After Mhairi and I had released the first season of Feathers and Toast, and were in our experimental year where we were playing around with social media and attempting to build an audience, we began receiving a lot of advice from many diverse sources about what we needed to do to enhance the show and get our numbers up, some we listened to and some we did not, because as I said before “Not all advice is created equal.”
Now I am not saying this in order to give myself and others an excuse to just throw away any advice you get that is not to your liking, in fact, I think you should listen very carefully to all advice, particularly the advice that’s hard to hear, there are gifts in there, I am saying this because advice is something you need to treat with caution.
The thing is, it is the rare person that can step out of their own life experiences, needs and wants, and listen to yours purely and deeply in order to give you unbiased advice tailored just for you and what’s best for achieving your specific vision.

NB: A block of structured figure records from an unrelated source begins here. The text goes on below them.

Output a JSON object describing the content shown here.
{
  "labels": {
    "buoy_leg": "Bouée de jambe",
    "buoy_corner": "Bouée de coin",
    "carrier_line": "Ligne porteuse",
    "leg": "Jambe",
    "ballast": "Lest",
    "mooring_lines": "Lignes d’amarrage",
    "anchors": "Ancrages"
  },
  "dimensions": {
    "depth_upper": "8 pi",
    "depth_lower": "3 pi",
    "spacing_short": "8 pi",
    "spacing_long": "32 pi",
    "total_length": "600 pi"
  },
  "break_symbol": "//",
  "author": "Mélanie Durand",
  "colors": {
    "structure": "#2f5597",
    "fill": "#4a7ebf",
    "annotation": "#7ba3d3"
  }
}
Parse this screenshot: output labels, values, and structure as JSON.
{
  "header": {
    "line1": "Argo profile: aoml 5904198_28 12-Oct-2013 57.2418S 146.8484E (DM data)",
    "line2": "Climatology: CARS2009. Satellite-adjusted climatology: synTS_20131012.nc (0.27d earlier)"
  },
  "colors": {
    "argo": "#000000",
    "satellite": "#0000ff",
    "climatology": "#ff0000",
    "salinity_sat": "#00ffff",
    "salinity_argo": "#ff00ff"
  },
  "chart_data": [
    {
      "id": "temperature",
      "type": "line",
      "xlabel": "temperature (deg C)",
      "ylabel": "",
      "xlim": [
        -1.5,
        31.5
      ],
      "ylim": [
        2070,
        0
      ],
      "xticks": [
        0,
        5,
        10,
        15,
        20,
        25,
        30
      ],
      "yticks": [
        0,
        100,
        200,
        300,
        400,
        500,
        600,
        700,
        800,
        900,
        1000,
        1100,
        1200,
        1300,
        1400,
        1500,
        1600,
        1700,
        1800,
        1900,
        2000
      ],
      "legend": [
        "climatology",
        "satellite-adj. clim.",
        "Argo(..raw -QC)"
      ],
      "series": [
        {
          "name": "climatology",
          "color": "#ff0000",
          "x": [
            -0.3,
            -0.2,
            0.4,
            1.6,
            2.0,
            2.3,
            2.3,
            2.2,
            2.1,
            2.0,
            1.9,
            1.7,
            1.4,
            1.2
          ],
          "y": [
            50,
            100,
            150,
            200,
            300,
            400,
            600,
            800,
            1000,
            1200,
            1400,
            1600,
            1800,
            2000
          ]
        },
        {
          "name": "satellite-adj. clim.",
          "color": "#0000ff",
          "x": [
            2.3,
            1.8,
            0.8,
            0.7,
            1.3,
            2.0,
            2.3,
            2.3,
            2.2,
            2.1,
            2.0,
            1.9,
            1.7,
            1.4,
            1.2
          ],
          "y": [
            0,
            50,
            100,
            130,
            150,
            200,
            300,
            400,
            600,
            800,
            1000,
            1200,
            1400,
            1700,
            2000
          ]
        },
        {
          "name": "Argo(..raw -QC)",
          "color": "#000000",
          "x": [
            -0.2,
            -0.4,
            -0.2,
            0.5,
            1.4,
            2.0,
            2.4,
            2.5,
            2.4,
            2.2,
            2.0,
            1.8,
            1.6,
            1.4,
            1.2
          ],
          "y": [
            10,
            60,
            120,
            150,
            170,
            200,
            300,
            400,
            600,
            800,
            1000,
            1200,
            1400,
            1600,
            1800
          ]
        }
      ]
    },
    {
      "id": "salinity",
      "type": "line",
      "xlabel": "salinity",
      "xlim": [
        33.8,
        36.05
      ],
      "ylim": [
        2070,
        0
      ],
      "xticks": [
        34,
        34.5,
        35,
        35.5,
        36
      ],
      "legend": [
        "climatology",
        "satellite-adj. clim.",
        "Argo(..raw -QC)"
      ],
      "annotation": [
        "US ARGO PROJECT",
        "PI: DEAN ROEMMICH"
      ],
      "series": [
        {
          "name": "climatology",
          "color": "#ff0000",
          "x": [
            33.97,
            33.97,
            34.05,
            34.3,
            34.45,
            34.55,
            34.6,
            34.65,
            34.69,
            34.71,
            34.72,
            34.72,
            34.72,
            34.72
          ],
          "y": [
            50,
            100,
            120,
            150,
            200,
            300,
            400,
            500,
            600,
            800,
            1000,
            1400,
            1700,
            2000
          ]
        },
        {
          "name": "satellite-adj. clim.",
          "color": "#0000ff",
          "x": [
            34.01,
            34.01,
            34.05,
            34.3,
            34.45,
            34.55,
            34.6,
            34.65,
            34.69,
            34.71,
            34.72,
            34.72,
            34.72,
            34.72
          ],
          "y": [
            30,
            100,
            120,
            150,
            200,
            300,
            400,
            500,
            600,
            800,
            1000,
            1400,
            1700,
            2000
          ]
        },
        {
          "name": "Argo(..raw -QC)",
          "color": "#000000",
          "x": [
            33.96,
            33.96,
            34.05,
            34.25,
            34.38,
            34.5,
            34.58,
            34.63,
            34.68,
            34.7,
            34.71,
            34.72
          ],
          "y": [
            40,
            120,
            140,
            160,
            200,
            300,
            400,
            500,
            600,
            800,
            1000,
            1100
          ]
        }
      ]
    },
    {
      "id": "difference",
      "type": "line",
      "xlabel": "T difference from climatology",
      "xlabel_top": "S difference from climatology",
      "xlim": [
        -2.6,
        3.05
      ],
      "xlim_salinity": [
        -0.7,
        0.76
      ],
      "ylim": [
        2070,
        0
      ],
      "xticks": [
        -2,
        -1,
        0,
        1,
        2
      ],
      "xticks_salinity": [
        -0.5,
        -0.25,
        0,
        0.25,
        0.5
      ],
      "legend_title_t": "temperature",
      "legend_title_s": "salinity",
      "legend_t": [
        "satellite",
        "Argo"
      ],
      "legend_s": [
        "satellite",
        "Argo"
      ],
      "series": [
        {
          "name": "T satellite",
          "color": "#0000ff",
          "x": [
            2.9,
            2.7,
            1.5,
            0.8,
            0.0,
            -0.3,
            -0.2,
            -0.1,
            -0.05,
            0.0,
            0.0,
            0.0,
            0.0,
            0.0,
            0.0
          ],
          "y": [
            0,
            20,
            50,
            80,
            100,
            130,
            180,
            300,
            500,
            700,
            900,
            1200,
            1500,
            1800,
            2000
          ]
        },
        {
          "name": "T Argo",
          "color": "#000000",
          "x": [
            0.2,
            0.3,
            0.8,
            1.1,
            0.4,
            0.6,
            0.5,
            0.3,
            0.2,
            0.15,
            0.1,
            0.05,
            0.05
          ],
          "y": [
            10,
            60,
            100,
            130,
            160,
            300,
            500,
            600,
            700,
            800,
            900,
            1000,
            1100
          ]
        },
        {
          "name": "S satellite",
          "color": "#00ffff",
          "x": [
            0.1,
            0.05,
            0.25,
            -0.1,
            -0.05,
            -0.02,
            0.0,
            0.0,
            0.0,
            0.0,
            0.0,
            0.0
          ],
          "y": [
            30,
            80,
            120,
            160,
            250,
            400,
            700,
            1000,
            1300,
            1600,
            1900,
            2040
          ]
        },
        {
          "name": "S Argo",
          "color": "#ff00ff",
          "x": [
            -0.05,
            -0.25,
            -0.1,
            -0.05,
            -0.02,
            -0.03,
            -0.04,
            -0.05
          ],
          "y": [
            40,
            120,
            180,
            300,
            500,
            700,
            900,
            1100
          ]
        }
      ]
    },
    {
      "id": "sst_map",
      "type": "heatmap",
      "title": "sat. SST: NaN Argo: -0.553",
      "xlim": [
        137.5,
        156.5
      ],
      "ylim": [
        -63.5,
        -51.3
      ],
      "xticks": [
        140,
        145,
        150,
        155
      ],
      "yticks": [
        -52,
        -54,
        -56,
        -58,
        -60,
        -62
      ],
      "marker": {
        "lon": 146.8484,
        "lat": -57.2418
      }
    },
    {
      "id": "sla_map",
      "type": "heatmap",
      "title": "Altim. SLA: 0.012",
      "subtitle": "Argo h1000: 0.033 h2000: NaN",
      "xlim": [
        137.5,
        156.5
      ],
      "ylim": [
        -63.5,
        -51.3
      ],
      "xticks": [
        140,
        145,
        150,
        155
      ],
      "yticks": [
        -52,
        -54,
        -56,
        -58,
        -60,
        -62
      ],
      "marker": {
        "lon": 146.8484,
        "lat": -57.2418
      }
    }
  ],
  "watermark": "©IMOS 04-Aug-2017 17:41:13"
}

More times than not the advice you are going to get will be based on the advice givers view of how things work, or the brand of success they themselves are seeking, their personal area of expertise, or the style of entertainment they like the best.

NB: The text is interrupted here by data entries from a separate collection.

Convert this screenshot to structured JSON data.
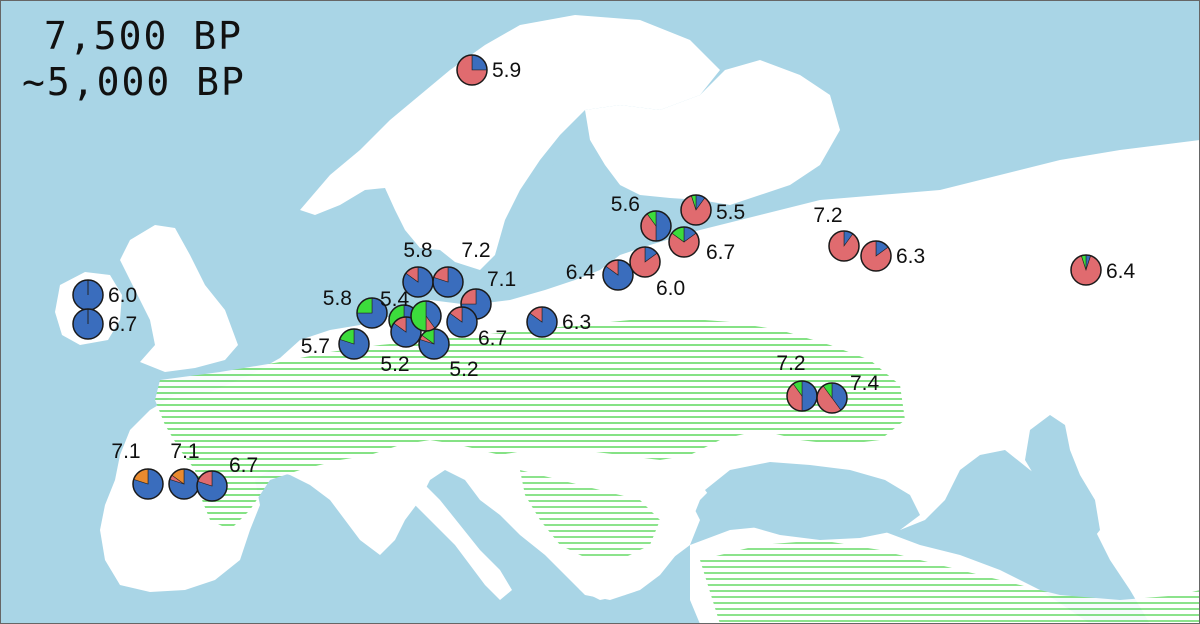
{
  "title": {
    "line1": "7,500 BP",
    "line2": "~5,000 BP"
  },
  "colors": {
    "sea": "#a9d5e6",
    "land": "#ffffff",
    "hatch": "#7fe07f",
    "component_blue": "#3a6dbd",
    "component_red": "#e06b6f",
    "component_green": "#3cdc3c",
    "component_orange": "#e98a2e"
  },
  "pie_components": [
    "blue",
    "red",
    "green",
    "orange"
  ],
  "samples": [
    {
      "id": "norway-north",
      "label": "5.9",
      "fractions": {
        "blue": 0.25,
        "red": 0.75
      }
    },
    {
      "id": "ireland-a",
      "label": "6.0",
      "fractions": {
        "blue": 1.0
      }
    },
    {
      "id": "ireland-b",
      "label": "6.7",
      "fractions": {
        "blue": 1.0
      }
    },
    {
      "id": "spain-a",
      "label": "7.1",
      "fractions": {
        "blue": 0.8,
        "orange": 0.2
      }
    },
    {
      "id": "spain-b",
      "label": "7.1",
      "fractions": {
        "blue": 0.8,
        "orange": 0.15,
        "red": 0.05
      }
    },
    {
      "id": "spain-c",
      "label": "6.7",
      "fractions": {
        "blue": 0.8,
        "red": 0.2
      }
    },
    {
      "id": "netherlands-a",
      "label": "5.8",
      "fractions": {
        "blue": 0.75,
        "green": 0.25
      }
    },
    {
      "id": "netherlands-b",
      "label": "5.4",
      "fractions": {
        "green": 0.7,
        "blue": 0.3
      }
    },
    {
      "id": "netherlands-c",
      "label": "5.7",
      "fractions": {
        "blue": 0.8,
        "green": 0.2
      }
    },
    {
      "id": "germany-a",
      "label": "5.2",
      "fractions": {
        "blue": 0.85,
        "red": 0.15
      }
    },
    {
      "id": "germany-b",
      "label": "5.2",
      "fractions": {
        "blue": 0.8,
        "green": 0.15,
        "red": 0.05
      }
    },
    {
      "id": "germany-c",
      "label": "",
      "fractions": {
        "green": 0.5,
        "blue": 0.4,
        "red": 0.1
      }
    },
    {
      "id": "denmark-a",
      "label": "5.8",
      "fractions": {
        "blue": 0.85,
        "red": 0.15
      }
    },
    {
      "id": "denmark-b",
      "label": "7.2",
      "fractions": {
        "blue": 0.8,
        "red": 0.2
      }
    },
    {
      "id": "germany-d",
      "label": "7.1",
      "fractions": {
        "blue": 0.75,
        "red": 0.25
      }
    },
    {
      "id": "germany-e",
      "label": "6.7",
      "fractions": {
        "blue": 0.85,
        "red": 0.15
      }
    },
    {
      "id": "poland-a",
      "label": "6.3",
      "fractions": {
        "blue": 0.85,
        "red": 0.15
      }
    },
    {
      "id": "baltic-a",
      "label": "6.4",
      "fractions": {
        "blue": 0.85,
        "red": 0.15
      }
    },
    {
      "id": "baltic-b",
      "label": "6.0",
      "fractions": {
        "red": 0.85,
        "blue": 0.15
      }
    },
    {
      "id": "finland-a",
      "label": "5.6",
      "fractions": {
        "blue": 0.5,
        "red": 0.4,
        "green": 0.1
      }
    },
    {
      "id": "finland-b",
      "label": "5.5",
      "fractions": {
        "red": 0.85,
        "blue": 0.1,
        "green": 0.05
      }
    },
    {
      "id": "finland-c",
      "label": "6.7",
      "fractions": {
        "red": 0.7,
        "green": 0.15,
        "blue": 0.15
      }
    },
    {
      "id": "russia-a",
      "label": "7.2",
      "fractions": {
        "red": 0.9,
        "blue": 0.1
      }
    },
    {
      "id": "russia-b",
      "label": "6.3",
      "fractions": {
        "red": 0.85,
        "blue": 0.15
      }
    },
    {
      "id": "russia-c",
      "label": "6.4",
      "fractions": {
        "red": 0.9,
        "blue": 0.05,
        "green": 0.05
      }
    },
    {
      "id": "ukraine-a",
      "label": "7.2",
      "fractions": {
        "blue": 0.5,
        "red": 0.4,
        "green": 0.1
      }
    },
    {
      "id": "ukraine-b",
      "label": "7.4",
      "fractions": {
        "red": 0.5,
        "blue": 0.4,
        "green": 0.1
      }
    }
  ]
}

All of this information is very valuable and should not be overlooked, its just that when listening to it, it needs to be placed in the right context, particularly when you are a creator at the early stages of your vision.
The early stages are a precarious time for content creators. You haven’t even worked out all the answers yourself yet and already there are opinions about the direction you should go, opinions that are often presented to you with great confidence, as if they are fact, at a time when you are anything but confident, and if you are not careful they can alter your vision in a direction you never intended for it to go which leads me to…
Industry Tip #12
When receiving advice regarding your content (particularly in the early stages) it is important to remember 4 things:
1) Always be grateful to those who take the time to give you solicited advice. (those who give you unsolicited advice, you can do whatever you want with them 🙂 )

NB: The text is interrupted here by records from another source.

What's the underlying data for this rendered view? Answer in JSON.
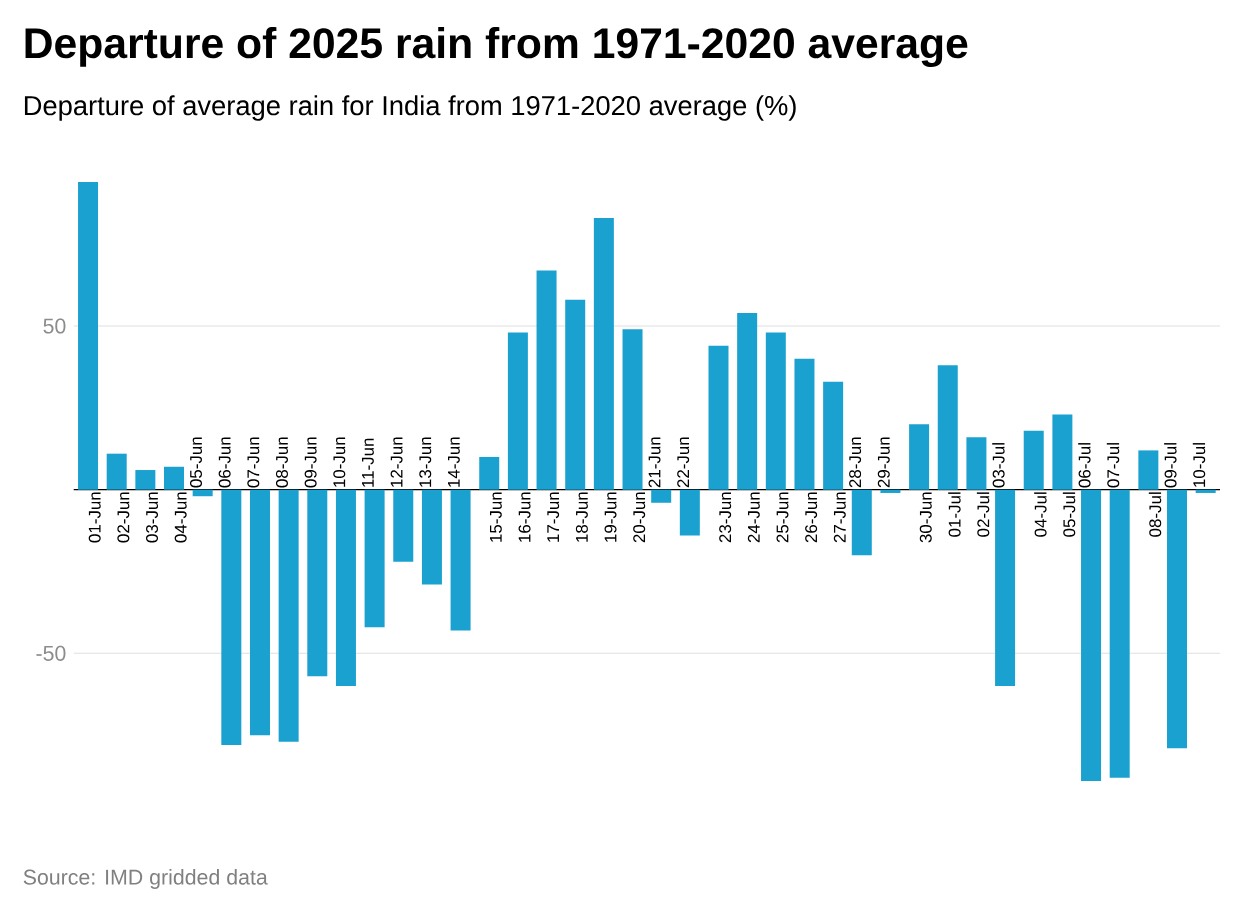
{
  "chart_data": {
    "type": "bar",
    "title": "Departure of 2025 rain from 1971-2020 average",
    "subtitle": "Departure of average rain for India from 1971-2020 average (%)",
    "categories": [
      "01-Jun",
      "02-Jun",
      "03-Jun",
      "04-Jun",
      "05-Jun",
      "06-Jun",
      "07-Jun",
      "08-Jun",
      "09-Jun",
      "10-Jun",
      "11-Jun",
      "12-Jun",
      "13-Jun",
      "14-Jun",
      "15-Jun",
      "16-Jun",
      "17-Jun",
      "18-Jun",
      "19-Jun",
      "20-Jun",
      "21-Jun",
      "22-Jun",
      "23-Jun",
      "24-Jun",
      "25-Jun",
      "26-Jun",
      "27-Jun",
      "28-Jun",
      "29-Jun",
      "30-Jun",
      "01-Jul",
      "02-Jul",
      "03-Jul",
      "04-Jul",
      "05-Jul",
      "06-Jul",
      "07-Jul",
      "08-Jul",
      "09-Jul",
      "10-Jul"
    ],
    "values": [
      94,
      11,
      6,
      7,
      -2,
      -78,
      -75,
      -77,
      -57,
      -60,
      -42,
      -22,
      -29,
      -43,
      10,
      48,
      67,
      58,
      83,
      49,
      -4,
      -14,
      44,
      54,
      48,
      40,
      33,
      -20,
      -1,
      20,
      38,
      16,
      -60,
      18,
      23,
      -89,
      -88,
      12,
      -79,
      -1
    ],
    "color": "#1ba1cf",
    "ylim": [
      -89,
      94
    ],
    "yticks": [
      -50,
      50
    ],
    "grid": "y",
    "annotations": [
      "Source: IMD gridded data"
    ]
  }
}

2) Always consider the source (what their personal experiences and biases are) so that the information they give you can remain in proper context.
3) Give yourself permission to trust your own gut. Regardless of the stature of the advice giver, if the advice given doesn’t jibe with the direction you feel you are going, give yourself permission to respectfully follow your own intuition.
4) If in following your own path, you discover that one of your former advice givers was right along, its okay and encouraged to admit that, readjust your course and become all the more grateful.
As some of you know, this particular topic became fodder for a good portion of Season 2 of Feathers and Toast as we delved into the age old battle between Art and commerce. But even earlier on it came into play with the clip I am about to show you that comes from our Holiday Tidbit series.
We had been given advice from a senior exec in the Youtube world who had suggested we needed to incorporate topics that were trending into our show, like twerking. Naturally the Tallulah side of Mhairi was like “twerking? Does he really expect me to twerk darling?”
But after much thought, we decided, yes, let’s have Tallulah twerk, but in her own Tallulah way. The result was our most viewed video to date. I guess that guy did have a point, particularly when it comes to increasing your views.